Dhanin Chearavanont, senior chairman of Charoen Pokphand Group Co, a conglomerate that controls the world's biggest producer of animal feed and a top telecom firm in Thailand, took out ads on Tuesday in Ming Pao, Sing Tao and Oriental Daily. His pleas included restoration of order, rule of law and mutual prosperity.
The mogul's appeal comes as businesses in Asia's financial hub increasingly find themselves in a tough spot in the conflict between protesters and Beijing over the future of the semi-autonomous city. Chinese authorities have sent a clear signal that companies failing to toe their line would face consequences. Some local tycoons have backed the administration, while others such as Hong Kong's richest man, Li Ka-shing, have urged restraint on both sides.
The demonstrations, which started in early June against what some in Hong Kong view as Beijing's encroachment on the city's autonomy, have at times turned violent. The protests have shown no signs of abating.
For the Chearavanont family, Thailand's richest with a US$37.9 billion fortune, according to a recent Bloomberg ranking, the stakes are high.
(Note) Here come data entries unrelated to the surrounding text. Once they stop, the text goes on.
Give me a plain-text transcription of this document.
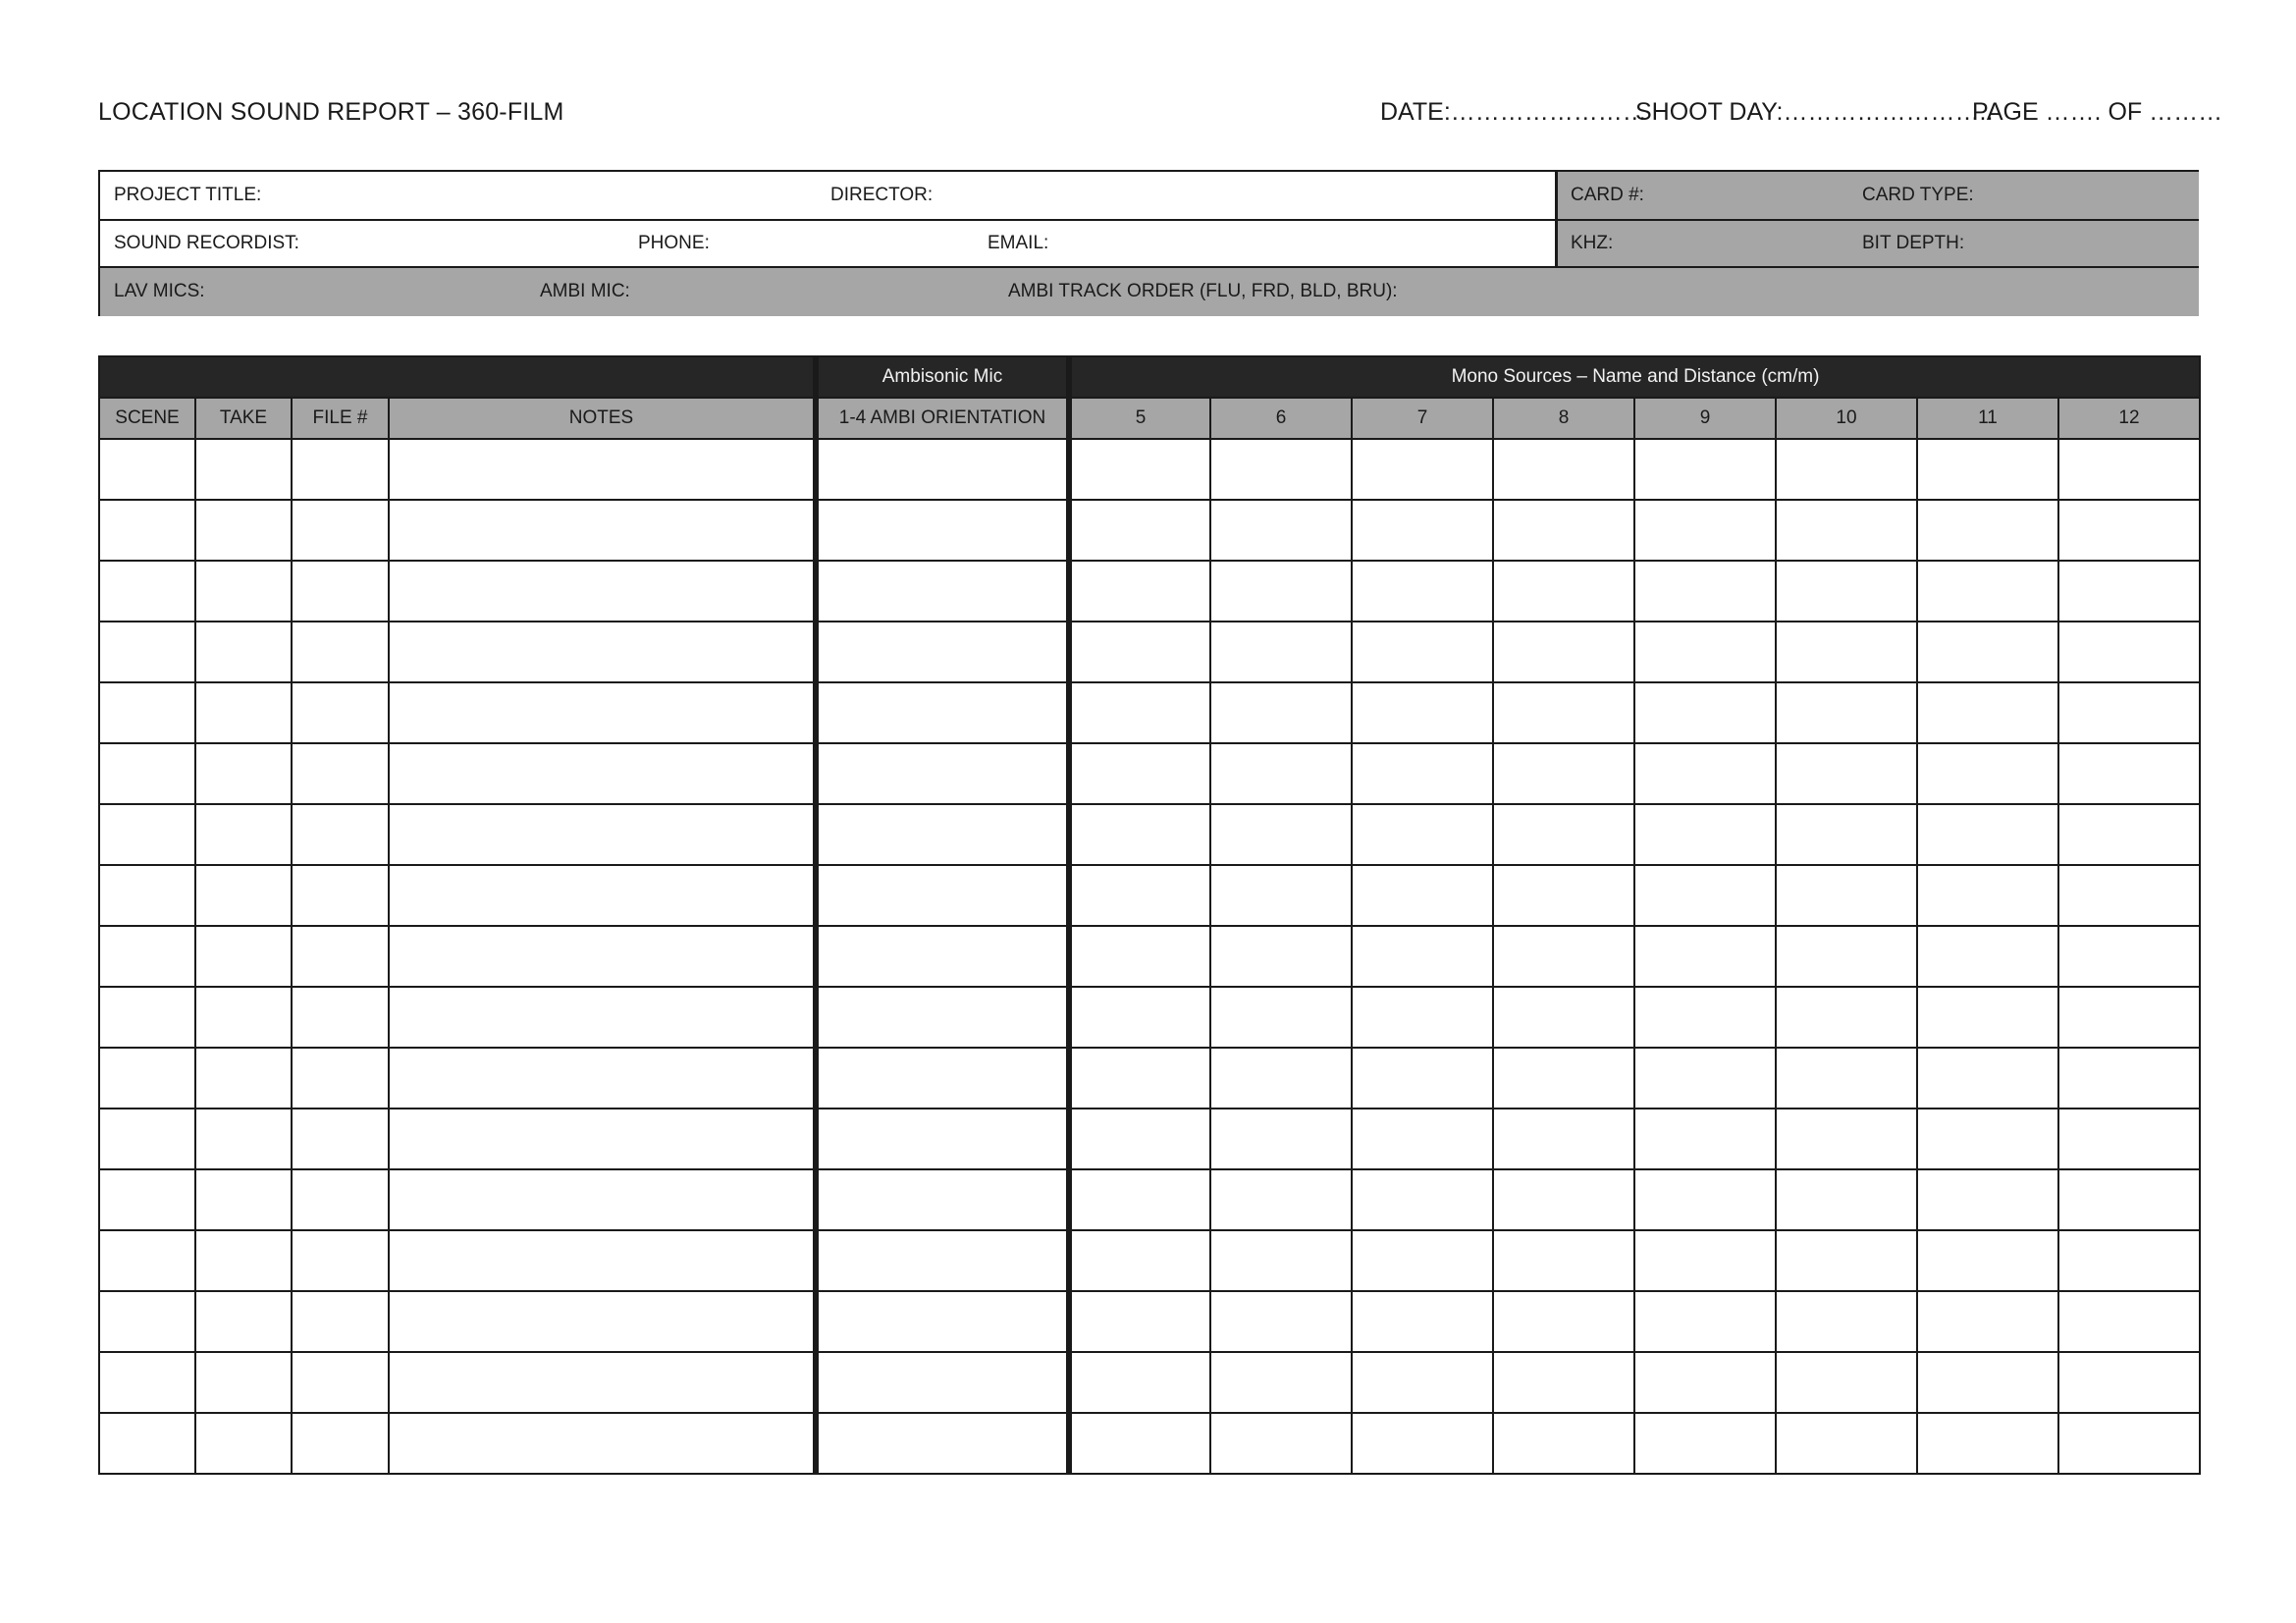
LOCATION SOUND REPORT – 360-FILM	DATE:……………………
SHOOT DAY:……………………..
PAGE ……. OF ………
PROJECT TITLE:	DIRECTOR:	CARD #:	CARD TYPE:
SOUND RECORDIST:	PHONE:	EMAIL:	KHZ:	BIT DEPTH:
LAV MICS:	AMBI MIC:	AMBI TRACK ORDER (FLU, FRD, BLD, BRU):
				Ambisonic Mic	Mono Sources – Name and Distance (cm/m)							
SCENE	TAKE	FILE #	NOTES	1-4 AMBI ORIENTATION	5	6	7	8	9	10	11	12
One of Mr Chearavanont's biggest holdings is a stake in Hong Kong-listed Ping An Insurance Group Co, one of China's biggest insurers. The group's CP Pokphand Co, an investment holding company, also trades in the city. CP Group senior vice-chairman Tse Ping, a billionaire nephew of Mr Chearavanont's, is chief executive officer of a city-based pharmaceutical company.
The group started almost a century ago when Mr Chearavanont's father fled his village in southern China after a typhoon and started a new life in Thailand selling vegetable seeds with his brother in 1921. Almost a century later, CP Group has become a main conduit for Chinese investment in the region.